Rebranding to X and Escalating Controversies (July 2023–2024)
On July 23, 2023, Musk rebranded Twitter to X, changing the logo and domain, aiming for an “everything app” like WeChat. “Tweets” became “posts,” and the @x handle was seized without compensation. In August, Musk proposed removing blocks (except DMs), and X faced fines for child safety lapses.
September saw Circles shut down and misleading report features scrapped, amplifying disinformation. In October, X charged new users $1/year in select countries, and verified accounts spread Gaza war misinformation. Valuation dropped to $19 billion (55% loss).
November 2023 brought antisemitism controversies: Musk endorsed a conspiracy tweet, leading to advertiser boycotts and $75 million revenue loss. X sued Media Matters and CCDH over reports. In December, EU probed disinformation, and value fell 65%.
In 2024, X removed NFT support in January and legacy verifications in March–April. A Brazil blockade in August resolved in October. Musk emphasized anti-censorship, hosting diverse opinions amid political shifts.
Recent Developments and Valuation Recovery (2025)

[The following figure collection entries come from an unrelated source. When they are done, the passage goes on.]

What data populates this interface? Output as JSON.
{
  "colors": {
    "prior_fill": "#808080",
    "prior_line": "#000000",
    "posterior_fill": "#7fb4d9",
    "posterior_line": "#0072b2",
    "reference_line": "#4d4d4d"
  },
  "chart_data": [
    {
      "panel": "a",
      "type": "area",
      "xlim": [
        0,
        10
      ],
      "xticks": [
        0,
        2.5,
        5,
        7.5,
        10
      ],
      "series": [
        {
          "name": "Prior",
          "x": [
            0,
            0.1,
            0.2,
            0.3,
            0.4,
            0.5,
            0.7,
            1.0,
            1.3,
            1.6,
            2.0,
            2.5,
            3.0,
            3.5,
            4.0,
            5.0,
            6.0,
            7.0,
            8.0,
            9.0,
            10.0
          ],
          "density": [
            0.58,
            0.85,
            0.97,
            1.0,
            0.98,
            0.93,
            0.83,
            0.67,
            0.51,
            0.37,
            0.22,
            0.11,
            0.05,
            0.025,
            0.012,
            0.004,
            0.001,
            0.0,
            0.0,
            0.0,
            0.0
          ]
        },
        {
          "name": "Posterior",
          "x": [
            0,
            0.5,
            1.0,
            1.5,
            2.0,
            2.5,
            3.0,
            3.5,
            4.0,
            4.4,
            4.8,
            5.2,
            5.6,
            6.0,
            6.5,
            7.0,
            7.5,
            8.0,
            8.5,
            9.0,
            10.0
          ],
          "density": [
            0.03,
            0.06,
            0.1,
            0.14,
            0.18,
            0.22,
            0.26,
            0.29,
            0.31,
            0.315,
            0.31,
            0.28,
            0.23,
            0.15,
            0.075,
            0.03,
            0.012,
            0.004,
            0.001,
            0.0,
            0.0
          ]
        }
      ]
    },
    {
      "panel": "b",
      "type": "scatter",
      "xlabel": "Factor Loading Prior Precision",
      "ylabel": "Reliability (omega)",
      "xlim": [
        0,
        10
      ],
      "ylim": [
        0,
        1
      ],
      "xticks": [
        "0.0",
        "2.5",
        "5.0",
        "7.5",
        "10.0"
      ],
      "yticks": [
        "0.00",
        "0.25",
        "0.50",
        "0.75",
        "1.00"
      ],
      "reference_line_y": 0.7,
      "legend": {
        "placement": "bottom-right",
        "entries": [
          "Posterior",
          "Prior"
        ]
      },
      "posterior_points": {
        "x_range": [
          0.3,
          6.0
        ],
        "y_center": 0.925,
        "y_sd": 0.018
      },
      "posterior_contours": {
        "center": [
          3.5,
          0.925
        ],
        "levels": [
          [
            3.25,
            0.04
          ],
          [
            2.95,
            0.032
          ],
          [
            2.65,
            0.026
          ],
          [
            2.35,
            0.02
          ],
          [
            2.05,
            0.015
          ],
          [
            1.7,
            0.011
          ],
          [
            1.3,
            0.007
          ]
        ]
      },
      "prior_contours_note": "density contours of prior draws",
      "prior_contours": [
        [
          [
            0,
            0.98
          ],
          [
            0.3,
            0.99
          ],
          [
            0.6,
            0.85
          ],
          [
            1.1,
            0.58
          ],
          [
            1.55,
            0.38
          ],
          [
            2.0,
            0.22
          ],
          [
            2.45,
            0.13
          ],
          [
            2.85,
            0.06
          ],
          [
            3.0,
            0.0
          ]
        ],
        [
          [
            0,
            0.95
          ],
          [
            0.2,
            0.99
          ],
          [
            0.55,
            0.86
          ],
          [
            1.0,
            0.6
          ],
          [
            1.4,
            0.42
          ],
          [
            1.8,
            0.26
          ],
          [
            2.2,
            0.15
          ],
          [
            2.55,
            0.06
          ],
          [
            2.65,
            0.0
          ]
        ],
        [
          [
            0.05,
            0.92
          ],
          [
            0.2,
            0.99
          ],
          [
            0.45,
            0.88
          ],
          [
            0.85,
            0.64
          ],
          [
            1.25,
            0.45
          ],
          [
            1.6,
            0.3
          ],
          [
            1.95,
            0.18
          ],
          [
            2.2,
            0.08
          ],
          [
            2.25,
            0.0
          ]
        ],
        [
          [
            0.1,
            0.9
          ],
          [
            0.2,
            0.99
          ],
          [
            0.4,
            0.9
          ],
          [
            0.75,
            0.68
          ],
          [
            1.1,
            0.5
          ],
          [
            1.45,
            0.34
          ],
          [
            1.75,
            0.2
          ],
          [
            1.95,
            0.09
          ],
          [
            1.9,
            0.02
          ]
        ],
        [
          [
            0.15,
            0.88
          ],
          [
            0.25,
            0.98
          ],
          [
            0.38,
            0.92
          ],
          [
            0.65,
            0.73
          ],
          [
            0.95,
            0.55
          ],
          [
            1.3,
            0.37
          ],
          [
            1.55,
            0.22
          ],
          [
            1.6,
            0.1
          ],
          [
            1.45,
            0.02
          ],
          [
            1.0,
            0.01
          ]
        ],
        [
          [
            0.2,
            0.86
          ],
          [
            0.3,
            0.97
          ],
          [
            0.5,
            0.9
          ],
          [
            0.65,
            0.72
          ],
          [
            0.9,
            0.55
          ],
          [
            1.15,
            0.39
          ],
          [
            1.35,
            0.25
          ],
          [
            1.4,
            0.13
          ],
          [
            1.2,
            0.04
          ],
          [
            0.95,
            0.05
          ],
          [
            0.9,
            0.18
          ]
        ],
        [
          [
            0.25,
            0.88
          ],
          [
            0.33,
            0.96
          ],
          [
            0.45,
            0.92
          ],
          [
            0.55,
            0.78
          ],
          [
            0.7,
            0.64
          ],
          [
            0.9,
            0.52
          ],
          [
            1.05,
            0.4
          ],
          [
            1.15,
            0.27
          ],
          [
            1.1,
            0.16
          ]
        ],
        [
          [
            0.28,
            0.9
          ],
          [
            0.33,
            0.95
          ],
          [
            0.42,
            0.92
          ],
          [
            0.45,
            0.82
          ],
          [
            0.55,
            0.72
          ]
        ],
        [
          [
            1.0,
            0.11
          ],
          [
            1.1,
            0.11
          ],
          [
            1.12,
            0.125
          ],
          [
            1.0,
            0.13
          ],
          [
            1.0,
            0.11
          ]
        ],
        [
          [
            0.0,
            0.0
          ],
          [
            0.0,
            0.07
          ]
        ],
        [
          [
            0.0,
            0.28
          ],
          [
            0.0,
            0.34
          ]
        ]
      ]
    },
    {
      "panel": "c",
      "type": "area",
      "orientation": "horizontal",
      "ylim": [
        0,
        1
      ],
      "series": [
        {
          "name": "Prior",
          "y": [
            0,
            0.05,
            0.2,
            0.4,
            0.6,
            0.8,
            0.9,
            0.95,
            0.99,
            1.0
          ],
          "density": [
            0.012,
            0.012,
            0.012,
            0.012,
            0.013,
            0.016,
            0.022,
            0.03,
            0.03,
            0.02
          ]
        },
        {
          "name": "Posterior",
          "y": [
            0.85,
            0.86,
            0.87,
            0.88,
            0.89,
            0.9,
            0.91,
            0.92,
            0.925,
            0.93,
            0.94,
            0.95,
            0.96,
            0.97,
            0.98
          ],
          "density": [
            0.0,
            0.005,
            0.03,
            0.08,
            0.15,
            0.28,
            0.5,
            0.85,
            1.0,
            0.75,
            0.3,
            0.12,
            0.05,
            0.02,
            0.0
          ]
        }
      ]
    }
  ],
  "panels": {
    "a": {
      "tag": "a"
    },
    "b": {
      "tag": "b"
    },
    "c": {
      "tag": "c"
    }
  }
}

By March 2025, X reportedly regained its $44 billion valuation, per estimates, despite a major outage. Yaccarino resigned as CEO on July 9, 2025. Musk’s xAI integrated Grok chatbot for premium users in March. As of November 2025, X faces ongoing scrutiny over hate speech and misinformation, but Musk positions it as a centrist platform.
Impacts and Legacy
Musk’s acquisition transformed Twitter into X, but at a cost: staff reductions to under 1,500, hate speech surges (e.g., anti-Black slurs tripled), and advertiser exodus. CSAM enforcement weakened, and value plummeted before recovering. Proponents praise free speech expansions; critics decry bias and toxicity. With over 250 million users, X’s future remains uncertain, tied to Musk’s vision amid regulatory pressures.